3. The Federal District Court judgment was affirmed on appeal in an unpublished opinion.
4. Zimmerling acknowledges that as the debtor, Affinity is not a transferee, see comment 2 to UCC § 9–332(b), 3 U.L.A. 377 (Master ed.2010), and that for this reason Affinity did not receive its interest in the transferred funds free and clear of BHC's security interests. Other challenges to the validity of the security interests were argued below but have not been pressed on appeal. We therefore assume, without deciding, that BHC had valid security interests in the proceeds in the escrow account unless otherwise extinguished by UCC § 9–332(b).
5. Black's Law Dictionary defines transferee as “[o]ne to whom a property interest is given.” Black's Law Dictionary 1636 (9th ed.2009). An interest is defined as “[a] legal share in something: all or part of a legal or equitable claim to or right in property.” Id. at 884.

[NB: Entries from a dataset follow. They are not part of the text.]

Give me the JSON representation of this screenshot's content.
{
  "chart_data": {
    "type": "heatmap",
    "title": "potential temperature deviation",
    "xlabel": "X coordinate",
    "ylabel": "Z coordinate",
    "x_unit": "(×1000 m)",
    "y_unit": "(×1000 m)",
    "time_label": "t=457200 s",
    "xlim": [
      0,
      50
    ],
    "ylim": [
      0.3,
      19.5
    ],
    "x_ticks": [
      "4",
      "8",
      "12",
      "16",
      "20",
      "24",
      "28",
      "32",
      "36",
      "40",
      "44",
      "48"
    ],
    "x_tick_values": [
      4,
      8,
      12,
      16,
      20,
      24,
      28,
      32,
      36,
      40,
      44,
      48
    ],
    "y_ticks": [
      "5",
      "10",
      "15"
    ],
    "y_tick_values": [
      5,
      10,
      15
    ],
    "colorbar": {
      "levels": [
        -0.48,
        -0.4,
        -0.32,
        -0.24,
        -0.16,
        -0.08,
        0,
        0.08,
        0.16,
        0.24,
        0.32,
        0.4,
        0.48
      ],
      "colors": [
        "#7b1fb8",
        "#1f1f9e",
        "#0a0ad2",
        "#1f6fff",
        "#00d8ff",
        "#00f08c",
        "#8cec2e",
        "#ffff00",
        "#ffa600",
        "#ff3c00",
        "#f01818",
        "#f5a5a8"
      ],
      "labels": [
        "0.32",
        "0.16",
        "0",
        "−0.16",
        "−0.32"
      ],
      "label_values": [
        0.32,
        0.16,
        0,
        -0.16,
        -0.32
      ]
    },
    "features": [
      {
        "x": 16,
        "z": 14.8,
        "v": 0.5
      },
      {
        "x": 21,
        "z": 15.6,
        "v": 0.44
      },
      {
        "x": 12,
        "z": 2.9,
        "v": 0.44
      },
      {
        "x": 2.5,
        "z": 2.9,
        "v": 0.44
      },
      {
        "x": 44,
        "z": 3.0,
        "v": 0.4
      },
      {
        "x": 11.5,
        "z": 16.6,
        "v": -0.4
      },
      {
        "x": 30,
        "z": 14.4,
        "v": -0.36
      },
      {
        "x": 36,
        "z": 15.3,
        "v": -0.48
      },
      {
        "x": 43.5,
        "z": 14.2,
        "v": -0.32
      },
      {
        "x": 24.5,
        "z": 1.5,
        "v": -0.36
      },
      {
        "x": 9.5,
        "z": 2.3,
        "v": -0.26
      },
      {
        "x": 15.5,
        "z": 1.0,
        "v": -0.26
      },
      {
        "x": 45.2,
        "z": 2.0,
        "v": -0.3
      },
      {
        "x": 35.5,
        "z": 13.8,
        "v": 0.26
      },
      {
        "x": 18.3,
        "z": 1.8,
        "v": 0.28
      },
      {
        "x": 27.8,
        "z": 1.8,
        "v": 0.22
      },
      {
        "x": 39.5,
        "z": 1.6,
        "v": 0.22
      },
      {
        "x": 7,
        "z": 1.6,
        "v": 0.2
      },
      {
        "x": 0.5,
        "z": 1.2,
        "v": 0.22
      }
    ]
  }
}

6. “While our [escrow] cases have dealt largely with instruments for the conveyance of land (see Wheelwright v. Wheelwright, 2 Mass. 447, 453; Foster v. Mansfield, 3 Met. 412, 415), the term [escrow] has long been commonly used ‘with respect to all written instruments as well as to the deposit of money.’ Gulf Petroleum, S .A. v. Collazo, 316 F.2d 257, 261 (1st Cir. ). See Oppenheim v. Colten, 291 Mass. 234.” Childs v. Harbor Lounge of Lynn, Inc ., 357 Mass. 33, 35 (1970). See Daggett v. Simonds, 173 Mass. 340, 348 (1899) (“The doctrine in regard to the delivery of deeds in escrow is generally held applicable to promissory notes, and there is no good reason why it should not be”).
7. At the time Matter of Newcomb, supra, was decided, the definition of transfer was found at 11 U.S.C. § 101(40).
8. To the extent that Gladstein v. Martorella, 75 A.D.3d 465(N.Y.App.Div.2010) holds that mere physical possession of funds in escrow constitutes a transfer within the meaning of UCC § 9–332, we agree with the dissent in that case that a judgment creditor remains a claimant, not a transferee. (Nardella, J. dissenting). For similar reasons, we find the analysis in Bank of R.I. vs. Mixitforme, Inc., Superior Ct. of R.I., C.A., No. PM 06–1626 (Jan. 11, 2007), to be unpersuasive. In light of our disposition here, we need not reach the question whether a judgment creditor may be considered a transferee. See Orix Financial Servs., Inc. v. Kovacs, 167 Cal.App.4th 242, 250 (2008).
9. Consideration of the common law of escrow is appropriate in limning the contours of the UCC. “Unless displaced by the particular provisions of this chapter, the principles of law and equity ․ [shall] supplement its provisions.” G.L. c. 106, § 1–103(b) (2013).
10. There is one exception for “bad actors” who act in collusion with the debtor. See comment 4 to UCC § 9–332, 3 U.L.A. 378 (Master ed.2010). As previously noted, supra at 4, no claim of collusion has been made here.
11. This scenario is yet another reason why UCC § 9–332 should not be construed to apply to a purely equitable, conditional, interest in an escrow account.
12. This statute was amended as of July 1, 2013. See St.2013, c. 30, § 2. In the earlier version, this language appeared at G.L. c. 106, § 1–102(2)(b).